Exercise should not be too strenuous, as excessive strain on your tummy area from some sporting activities will injure an already injured tummy and promote yet more adhesions to grow, however some exercise is beneficial, just keep to the gentler kinds to avoid making things worse for yourself.
Please don't panic about endo, each and everyone of us has a different set of endo symptoms to anyone else. what works for some doesn't work for others. there is no cure, but there are all sorts of things to try and keep the symptoms under control and make your quality of life better.
There's no immediate urgency to try anything yet. First thing to do, is get yourself well after the op. It might feel like your insides are all falling down each time you stand up so be gentle with yourself, your organs have been poked prodded cut about, probably lasered too, and certainly pushed out of place by the cyst and the op. so it will take time for the organs remaining to settle back in to a comfy place again.

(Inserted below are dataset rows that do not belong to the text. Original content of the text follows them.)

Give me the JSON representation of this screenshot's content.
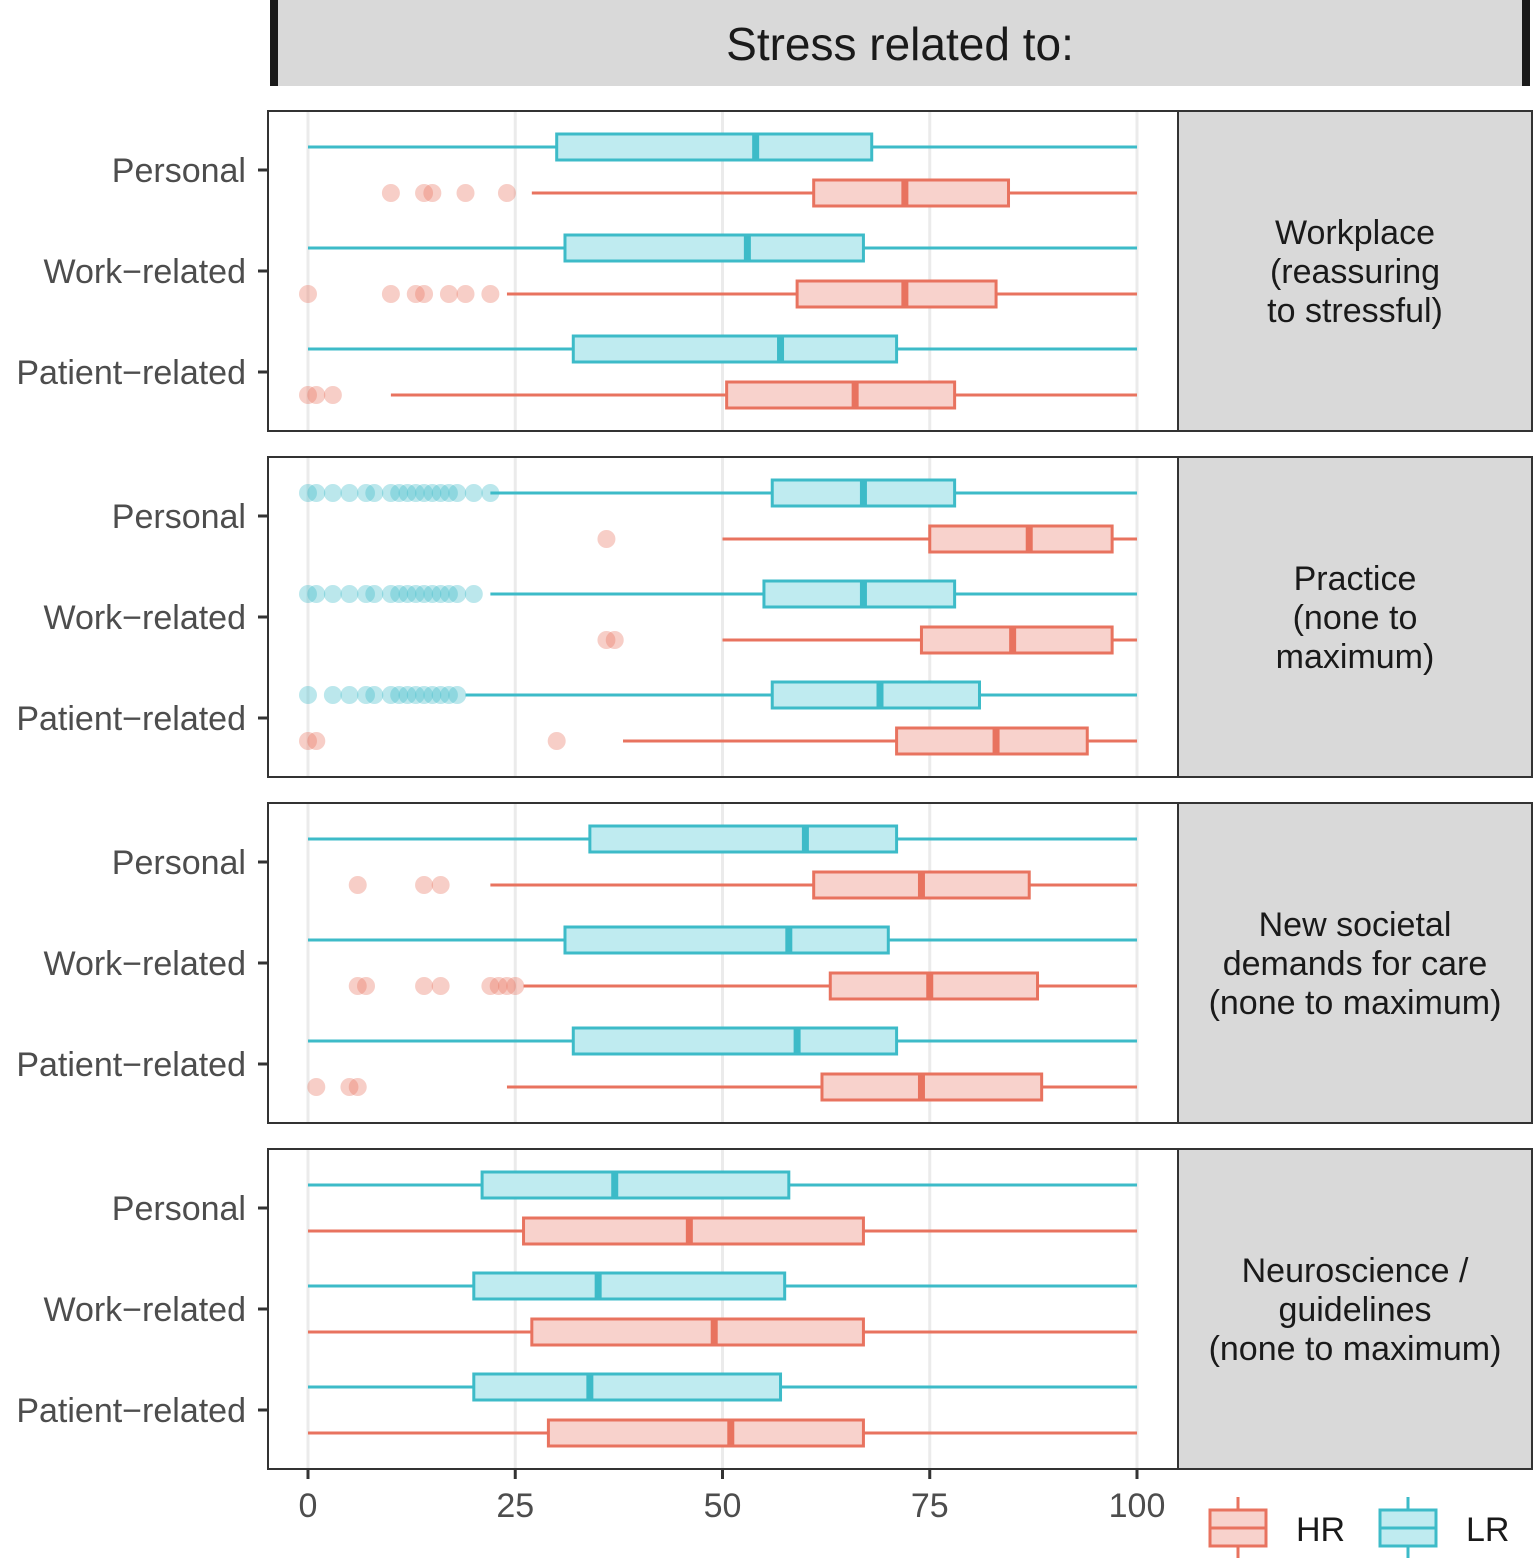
{
  "chart_data": {
    "type": "boxplot",
    "orientation": "horizontal",
    "title": "Stress related to:",
    "x_axis": {
      "range": [
        0,
        100
      ],
      "ticks": [
        0,
        25,
        50,
        75,
        100
      ],
      "label": ""
    },
    "categories": [
      "Personal",
      "Work−related",
      "Patient−related"
    ],
    "groups": [
      {
        "name": "HR",
        "color": "#E8735F",
        "fill": "#F8D2CC"
      },
      {
        "name": "LR",
        "color": "#3DBBC8",
        "fill": "#BFEBF0"
      }
    ],
    "legend": {
      "position": "bottom-right",
      "items": [
        "HR",
        "LR"
      ]
    },
    "facets": [
      {
        "strip": [
          "Workplace",
          "(reassuring",
          "to stressful)"
        ],
        "rows": [
          {
            "category": "Personal",
            "LR": {
              "min": 0,
              "q1": 30,
              "median": 54,
              "q3": 68,
              "max": 100,
              "outliers": []
            },
            "HR": {
              "min": 27,
              "q1": 61,
              "median": 72,
              "q3": 84.5,
              "max": 100,
              "outliers": [
                10,
                14,
                15,
                19,
                24
              ]
            }
          },
          {
            "category": "Work−related",
            "LR": {
              "min": 0,
              "q1": 31,
              "median": 53,
              "q3": 67,
              "max": 100,
              "outliers": []
            },
            "HR": {
              "min": 24,
              "q1": 59,
              "median": 72,
              "q3": 83,
              "max": 100,
              "outliers": [
                0,
                10,
                13,
                14,
                17,
                19,
                22
              ]
            }
          },
          {
            "category": "Patient−related",
            "LR": {
              "min": 0,
              "q1": 32,
              "median": 57,
              "q3": 71,
              "max": 100,
              "outliers": []
            },
            "HR": {
              "min": 10,
              "q1": 50.5,
              "median": 66,
              "q3": 78,
              "max": 100,
              "outliers": [
                0,
                1,
                3
              ]
            }
          }
        ]
      },
      {
        "strip": [
          "Practice",
          "(none to",
          "maximum)"
        ],
        "rows": [
          {
            "category": "Personal",
            "LR": {
              "min": 22,
              "q1": 56,
              "median": 67,
              "q3": 78,
              "max": 100,
              "outliers": [
                0,
                1,
                3,
                5,
                7,
                8,
                10,
                11,
                12,
                13,
                14,
                15,
                16,
                17,
                18,
                20,
                22
              ]
            },
            "HR": {
              "min": 50,
              "q1": 75,
              "median": 87,
              "q3": 97,
              "max": 100,
              "outliers": [
                36
              ]
            }
          },
          {
            "category": "Work−related",
            "LR": {
              "min": 22,
              "q1": 55,
              "median": 67,
              "q3": 78,
              "max": 100,
              "outliers": [
                0,
                1,
                3,
                5,
                7,
                8,
                10,
                11,
                12,
                13,
                14,
                15,
                16,
                17,
                18,
                20
              ]
            },
            "HR": {
              "min": 50,
              "q1": 74,
              "median": 85,
              "q3": 97,
              "max": 100,
              "outliers": [
                36,
                37
              ]
            }
          },
          {
            "category": "Patient−related",
            "LR": {
              "min": 19,
              "q1": 56,
              "median": 69,
              "q3": 81,
              "max": 100,
              "outliers": [
                0,
                3,
                5,
                7,
                8,
                10,
                11,
                12,
                13,
                14,
                15,
                16,
                17,
                18
              ]
            },
            "HR": {
              "min": 38,
              "q1": 71,
              "median": 83,
              "q3": 94,
              "max": 100,
              "outliers": [
                0,
                1,
                30
              ]
            }
          }
        ]
      },
      {
        "strip": [
          "New societal",
          "demands for care",
          "(none to maximum)"
        ],
        "rows": [
          {
            "category": "Personal",
            "LR": {
              "min": 0,
              "q1": 34,
              "median": 60,
              "q3": 71,
              "max": 100,
              "outliers": []
            },
            "HR": {
              "min": 22,
              "q1": 61,
              "median": 74,
              "q3": 87,
              "max": 100,
              "outliers": [
                6,
                14,
                16
              ]
            }
          },
          {
            "category": "Work−related",
            "LR": {
              "min": 0,
              "q1": 31,
              "median": 58,
              "q3": 70,
              "max": 100,
              "outliers": []
            },
            "HR": {
              "min": 26,
              "q1": 63,
              "median": 75,
              "q3": 88,
              "max": 100,
              "outliers": [
                6,
                7,
                14,
                16,
                22,
                23,
                24,
                25
              ]
            }
          },
          {
            "category": "Patient−related",
            "LR": {
              "min": 0,
              "q1": 32,
              "median": 59,
              "q3": 71,
              "max": 100,
              "outliers": []
            },
            "HR": {
              "min": 24,
              "q1": 62,
              "median": 74,
              "q3": 88.5,
              "max": 100,
              "outliers": [
                1,
                5,
                6
              ]
            }
          }
        ]
      },
      {
        "strip": [
          "Neuroscience /",
          "guidelines",
          "(none to maximum)"
        ],
        "rows": [
          {
            "category": "Personal",
            "LR": {
              "min": 0,
              "q1": 21,
              "median": 37,
              "q3": 58,
              "max": 100,
              "outliers": []
            },
            "HR": {
              "min": 0,
              "q1": 26,
              "median": 46,
              "q3": 67,
              "max": 100,
              "outliers": []
            }
          },
          {
            "category": "Work−related",
            "LR": {
              "min": 0,
              "q1": 20,
              "median": 35,
              "q3": 57.5,
              "max": 100,
              "outliers": []
            },
            "HR": {
              "min": 0,
              "q1": 27,
              "median": 49,
              "q3": 67,
              "max": 100,
              "outliers": []
            }
          },
          {
            "category": "Patient−related",
            "LR": {
              "min": 0,
              "q1": 20,
              "median": 34,
              "q3": 57,
              "max": 100,
              "outliers": []
            },
            "HR": {
              "min": 0,
              "q1": 29,
              "median": 51,
              "q3": 67,
              "max": 100,
              "outliers": []
            }
          }
        ]
      }
    ]
  }
}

Give yourself a good few weeks before undertaking anything like exercise, other than just frequent pottering around the house walks and short walks outside.
Followup appointments don't usually happen right away if at all, it might have to be something you visit your GP for, many of us are promised a follow up appointment after an op only to find it never happens. The gynaes are just too busy, and will probably have long forgotten your op by then anyway.